Adult female Velvet Scoters, Thrapston GP, 29th October 2018 (Bob Bullock), birds ‘G’ (left) and ‘H’.
First-winter Velvet Scoters, Thrapston GP, 31st October 2018 (Alan Boddington). Birds ‘C’ (left) and ‘D’.
First-winter Velvet Scoters, Thrapston GP, 31st October 2018 (Alan Boddington). From left: birds ‘A’, ‘D’ and ‘B’.
First-winter male Velvet Scoter, Thrapston GP, 31st October 2018 (Alan Boddington), bird ‘D’.

5 thoughts on “Velvet Scoters in focus

  1. Very interesting article, but where is the best place to view them? I tried last Saturday, walking down from the layby after the mini roundabout, but the trees and lakeside bushes are so overgrown I could hardly see the Town Lake, let alone any ducks.

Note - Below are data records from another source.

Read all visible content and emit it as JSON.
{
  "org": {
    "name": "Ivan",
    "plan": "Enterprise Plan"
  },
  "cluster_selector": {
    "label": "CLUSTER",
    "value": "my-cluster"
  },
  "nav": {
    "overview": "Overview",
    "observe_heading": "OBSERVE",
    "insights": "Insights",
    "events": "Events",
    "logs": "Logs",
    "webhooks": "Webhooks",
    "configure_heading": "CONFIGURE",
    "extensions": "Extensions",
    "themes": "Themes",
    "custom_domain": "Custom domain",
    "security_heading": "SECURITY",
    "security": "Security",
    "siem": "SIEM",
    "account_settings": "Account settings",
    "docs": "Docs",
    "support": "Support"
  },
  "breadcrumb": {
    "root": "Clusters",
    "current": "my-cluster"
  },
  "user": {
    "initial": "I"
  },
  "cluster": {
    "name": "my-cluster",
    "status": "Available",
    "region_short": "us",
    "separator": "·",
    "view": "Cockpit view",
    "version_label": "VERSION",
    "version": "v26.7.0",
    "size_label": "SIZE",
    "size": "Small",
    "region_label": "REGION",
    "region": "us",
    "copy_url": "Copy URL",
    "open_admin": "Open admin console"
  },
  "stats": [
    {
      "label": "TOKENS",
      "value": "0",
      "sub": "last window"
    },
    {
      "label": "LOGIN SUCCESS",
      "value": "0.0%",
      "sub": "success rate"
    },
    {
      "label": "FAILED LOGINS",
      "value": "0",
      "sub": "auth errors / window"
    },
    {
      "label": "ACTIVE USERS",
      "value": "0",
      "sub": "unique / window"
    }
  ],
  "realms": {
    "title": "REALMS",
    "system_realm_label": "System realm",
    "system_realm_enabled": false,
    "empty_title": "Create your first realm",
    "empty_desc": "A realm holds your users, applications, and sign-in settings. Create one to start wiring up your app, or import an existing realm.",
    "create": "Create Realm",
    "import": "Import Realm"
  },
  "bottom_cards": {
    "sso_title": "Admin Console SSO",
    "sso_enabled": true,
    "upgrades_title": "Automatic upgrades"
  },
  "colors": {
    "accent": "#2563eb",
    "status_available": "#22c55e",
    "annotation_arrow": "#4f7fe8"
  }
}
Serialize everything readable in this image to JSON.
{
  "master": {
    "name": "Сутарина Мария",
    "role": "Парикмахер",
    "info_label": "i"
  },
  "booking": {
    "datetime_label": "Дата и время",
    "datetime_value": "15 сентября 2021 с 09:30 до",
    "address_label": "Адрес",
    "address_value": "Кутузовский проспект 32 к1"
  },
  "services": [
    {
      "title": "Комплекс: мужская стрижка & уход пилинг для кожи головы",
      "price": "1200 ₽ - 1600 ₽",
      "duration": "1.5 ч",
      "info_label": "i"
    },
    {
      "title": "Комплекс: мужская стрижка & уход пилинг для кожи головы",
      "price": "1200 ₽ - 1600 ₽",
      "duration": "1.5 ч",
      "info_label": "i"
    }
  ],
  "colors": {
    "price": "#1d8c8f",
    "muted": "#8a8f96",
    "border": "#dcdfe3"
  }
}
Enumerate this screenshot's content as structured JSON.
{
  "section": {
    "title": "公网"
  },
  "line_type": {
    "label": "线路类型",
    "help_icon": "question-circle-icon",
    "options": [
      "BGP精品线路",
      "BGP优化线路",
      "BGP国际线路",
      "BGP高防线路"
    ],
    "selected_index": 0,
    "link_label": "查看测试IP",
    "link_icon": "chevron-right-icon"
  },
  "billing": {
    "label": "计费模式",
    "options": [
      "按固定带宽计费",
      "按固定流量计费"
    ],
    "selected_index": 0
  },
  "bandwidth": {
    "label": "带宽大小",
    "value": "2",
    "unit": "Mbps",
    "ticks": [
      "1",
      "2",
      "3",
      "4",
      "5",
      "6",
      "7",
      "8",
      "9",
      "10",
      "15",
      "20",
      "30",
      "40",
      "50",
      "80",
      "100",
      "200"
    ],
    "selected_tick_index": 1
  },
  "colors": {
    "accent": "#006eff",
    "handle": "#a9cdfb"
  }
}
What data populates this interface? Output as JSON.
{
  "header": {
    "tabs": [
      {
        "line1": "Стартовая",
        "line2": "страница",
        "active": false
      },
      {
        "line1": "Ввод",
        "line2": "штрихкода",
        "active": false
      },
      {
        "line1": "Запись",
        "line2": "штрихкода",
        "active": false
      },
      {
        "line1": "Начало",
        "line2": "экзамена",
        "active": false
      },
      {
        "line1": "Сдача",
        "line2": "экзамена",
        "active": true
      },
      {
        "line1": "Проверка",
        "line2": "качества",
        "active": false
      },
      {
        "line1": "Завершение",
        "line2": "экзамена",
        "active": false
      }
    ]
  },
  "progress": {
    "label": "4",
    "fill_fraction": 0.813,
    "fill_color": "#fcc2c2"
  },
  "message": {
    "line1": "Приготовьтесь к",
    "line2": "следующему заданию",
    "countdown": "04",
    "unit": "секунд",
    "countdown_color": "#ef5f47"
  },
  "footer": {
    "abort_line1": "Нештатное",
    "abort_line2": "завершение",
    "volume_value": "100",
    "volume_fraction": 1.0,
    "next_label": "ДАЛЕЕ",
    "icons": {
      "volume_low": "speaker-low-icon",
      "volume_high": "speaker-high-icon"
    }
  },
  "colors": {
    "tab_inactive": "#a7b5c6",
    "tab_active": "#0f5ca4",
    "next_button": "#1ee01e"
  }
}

    1. There are short paths into the lakeside trees if you look for them. Most people watched them from a gap on the shoreline about 300-400 m along Town Walk (the track that runs west along the southern side you walked, no doubt). Alternatively, there is a track that runs along the north/west side of the lake, past the sailing club, which is accessible via Chancery Lane in Thrapston. Go down CL and turn left down a track called Meadow Lane, immediately past the small sports playing field on the left, It runs past the sailing club and you can park near the club and continue on foot.